Britanya adasında geçen hafta dünya gündemi için iki önemli olay vardı. İskoçya’daki G-8 Zirvesi ve Londra saldırısı… İngiltere basınının bu iki olaya bakışını ele almak istiyorum…

Önce saldırıdan başlayayım… Londra’ya böyle bir saldırı bekleniyordu. Hatta Londra polisi periyodik aralıklarla tatbikat bile yapıyordu. İstanbul’daki gibi kamyon yüklü patlayıcılara karşi bütün araçlar kamera ile izleniyordu. Hırsızlık ya da kayıtsız bir araç saptandığında derhal müdahale ediliyordu. Güvenlik güçlerini yanıltan 5 kilogramın altında yüksek tahrip gücüne sahip (bazılarına göre) uzaktan kumandalı patlayıcıların kullanılması oldu sanırım. Benim dikkatimi çeken halkın ve polisin söylenildiğinin tersine panik olmadan olayı karşılamasıydı…

İngiltere basınının olaya yaklaşımındaki farktan da söz etmeliyiz… Saldırı olduğu gün arkadaşlarıma bir öngörüde bulunarak “İngiltere’nin ciddi basını yarın çuvaldızını kendisine batıracak” demiştim. Dediğim de oldu… Örnegin politik çizgi olarak merkezdeki The Independent, Başbakan Tony Blair’in saldırıyı yapanlara “Barbarlar” tanımlamasından yola çıkarak “Kim barbar” diye sordu. Gazete, “Londra’yı vuran bombalar, barbarcaydı ama 2003’te ABD-İngiliz ittifakının işgal ettiği Irak’ta sivillerin öldürümesi, Iraklı çocuklarin atılan misket bombalarıyla paramparça olması, ABD ordusunun kontrol noktalarında masum Iraklıların vurulması da barbarca değil mi?” diye yazdı. Ayrıca yeni anti-terör önlemleriyle yurttaşlık haklarının gaspedilmemesi için de hükümet uyarıldı… Sanırım bu yaklaşım Türkiye’de olsaydı, haberdeki iyi niyet gözardı edilir “Sen teröristlerden yana mısın?” diye garip tepkiler gösterilirdi…

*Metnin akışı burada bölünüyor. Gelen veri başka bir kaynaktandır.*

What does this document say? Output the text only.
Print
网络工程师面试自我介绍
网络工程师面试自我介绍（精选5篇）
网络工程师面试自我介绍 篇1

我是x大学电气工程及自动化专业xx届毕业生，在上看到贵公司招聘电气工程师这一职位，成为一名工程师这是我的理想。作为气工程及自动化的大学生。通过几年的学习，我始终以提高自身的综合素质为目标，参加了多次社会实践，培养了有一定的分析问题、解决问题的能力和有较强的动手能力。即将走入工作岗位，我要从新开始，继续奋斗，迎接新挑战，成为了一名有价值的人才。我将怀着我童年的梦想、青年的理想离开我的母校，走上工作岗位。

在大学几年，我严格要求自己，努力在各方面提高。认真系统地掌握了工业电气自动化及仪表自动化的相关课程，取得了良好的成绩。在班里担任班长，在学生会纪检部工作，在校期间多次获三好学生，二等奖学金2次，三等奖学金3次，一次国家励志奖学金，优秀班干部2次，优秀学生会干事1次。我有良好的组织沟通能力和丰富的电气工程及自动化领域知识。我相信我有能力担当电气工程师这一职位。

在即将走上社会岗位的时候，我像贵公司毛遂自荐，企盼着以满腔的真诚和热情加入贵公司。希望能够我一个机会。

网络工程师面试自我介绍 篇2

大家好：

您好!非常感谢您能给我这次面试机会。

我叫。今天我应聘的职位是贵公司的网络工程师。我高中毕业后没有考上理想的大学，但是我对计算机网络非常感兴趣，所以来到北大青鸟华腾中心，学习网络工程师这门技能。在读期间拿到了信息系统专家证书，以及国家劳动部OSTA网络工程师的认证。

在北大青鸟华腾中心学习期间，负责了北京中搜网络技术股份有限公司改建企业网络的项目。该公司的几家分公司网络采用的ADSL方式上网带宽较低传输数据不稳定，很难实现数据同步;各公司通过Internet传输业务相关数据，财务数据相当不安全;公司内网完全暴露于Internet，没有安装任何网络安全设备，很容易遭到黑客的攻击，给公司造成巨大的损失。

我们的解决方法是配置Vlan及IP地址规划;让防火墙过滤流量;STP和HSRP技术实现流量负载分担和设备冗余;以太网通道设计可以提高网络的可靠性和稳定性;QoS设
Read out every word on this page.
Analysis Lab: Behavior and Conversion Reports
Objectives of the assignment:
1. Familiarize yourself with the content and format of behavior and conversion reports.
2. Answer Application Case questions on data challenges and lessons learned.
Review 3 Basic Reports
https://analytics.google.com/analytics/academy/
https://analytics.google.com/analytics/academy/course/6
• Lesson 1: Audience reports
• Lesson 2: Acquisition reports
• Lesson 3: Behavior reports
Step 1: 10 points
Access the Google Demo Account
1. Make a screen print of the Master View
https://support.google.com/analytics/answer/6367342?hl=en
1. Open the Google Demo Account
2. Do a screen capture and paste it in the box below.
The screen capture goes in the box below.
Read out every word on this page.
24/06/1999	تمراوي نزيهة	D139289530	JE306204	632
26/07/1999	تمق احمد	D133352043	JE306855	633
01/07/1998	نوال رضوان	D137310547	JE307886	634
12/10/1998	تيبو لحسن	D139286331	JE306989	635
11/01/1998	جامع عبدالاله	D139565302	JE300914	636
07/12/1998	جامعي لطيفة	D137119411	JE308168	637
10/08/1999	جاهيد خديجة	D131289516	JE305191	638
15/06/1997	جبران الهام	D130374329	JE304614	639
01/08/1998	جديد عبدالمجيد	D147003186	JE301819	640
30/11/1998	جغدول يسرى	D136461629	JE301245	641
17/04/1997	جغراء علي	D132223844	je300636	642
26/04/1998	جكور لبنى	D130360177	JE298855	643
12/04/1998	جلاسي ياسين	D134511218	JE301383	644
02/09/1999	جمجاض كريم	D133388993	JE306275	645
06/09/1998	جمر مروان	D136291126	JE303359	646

Türkiye’deki televizyon kanalları da canlı bağlantılarla olayı olay yerindeki İngiliz meslektaşları kadar anında ve kapsamlı verdiler. Biz de Açık Gazete olarak olayı anında aktardık. Biz belki küçük bir gazeteyiz ama milyarlarca sterlin değerindeki BBC’nin internet sitesinden 15 dakika önce olayı aktarma başarısı gösterdiğimizi söylemeyi de unutmamalıyım… Burada BBC’nin hantallığını anlatmak istemiyorum. BBC için haberdeki doğruluk, çabukluktan önce geldi belki de. Ama yine de çok geç kaldılar…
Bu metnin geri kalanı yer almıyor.